1995 Volume 58 Issue 3 Pages 217-231
We measured the cell envelope structures of Prevotella intermedia ATCC 25611, ATCC 33563 and Porphyromonas gingivalis 381 after shade processing and threshold setting using the LUZEX-FS image processor. The periodical structure of the bacterial cell surface was studied to detect the high frequency element of the power spectrum after Fourier transform. The width of each aspect of the 25611 strain cell envelope by GA-OsO4 fixation was 13.0nm for the cell membrane, 4.6nm for the inner leaflet, 2.7nm between the inner and the outer leaflets, 3.6nm for the outer leaflet, 2.1nm for the periplasmic space near the cell membrane, 6.2nm for the peptidoglycan layer (PG), 17.2nm for the periplasmic space near the outer membrane, 9.2nm for the outer membrane, 2.7nm for the inner leaflet, 3.1nm between the inner and the outer leaflets, and 3.1nm for the outer leaflet. PG could not be observed in the sample fixed by freeze substitution (FS).
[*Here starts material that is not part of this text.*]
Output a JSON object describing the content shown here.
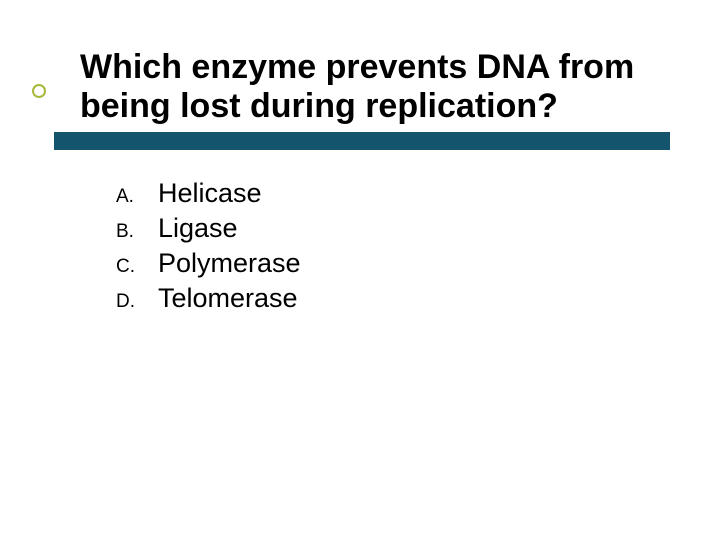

The width of periplasmic space (between the outer leaflet of the cell membrane and the inner leaflet of the outer membrane) of bacteria by GA-OsO4 or Kellenberger-Ryter fixation was larger than that of bacteria by FS. The high-frequency element of the power spectrum after fast Fourier transform was detected in the periplasmic space in transmission electron micrographs, and in particles on the cell surface in scanning electron micrographs. Some twists in the image of the periplasmic space could be detected after inverse fast Fourier transform.
We found that the image processing system could be used to measure aspects and periodical structure of the bacterial cell envelope.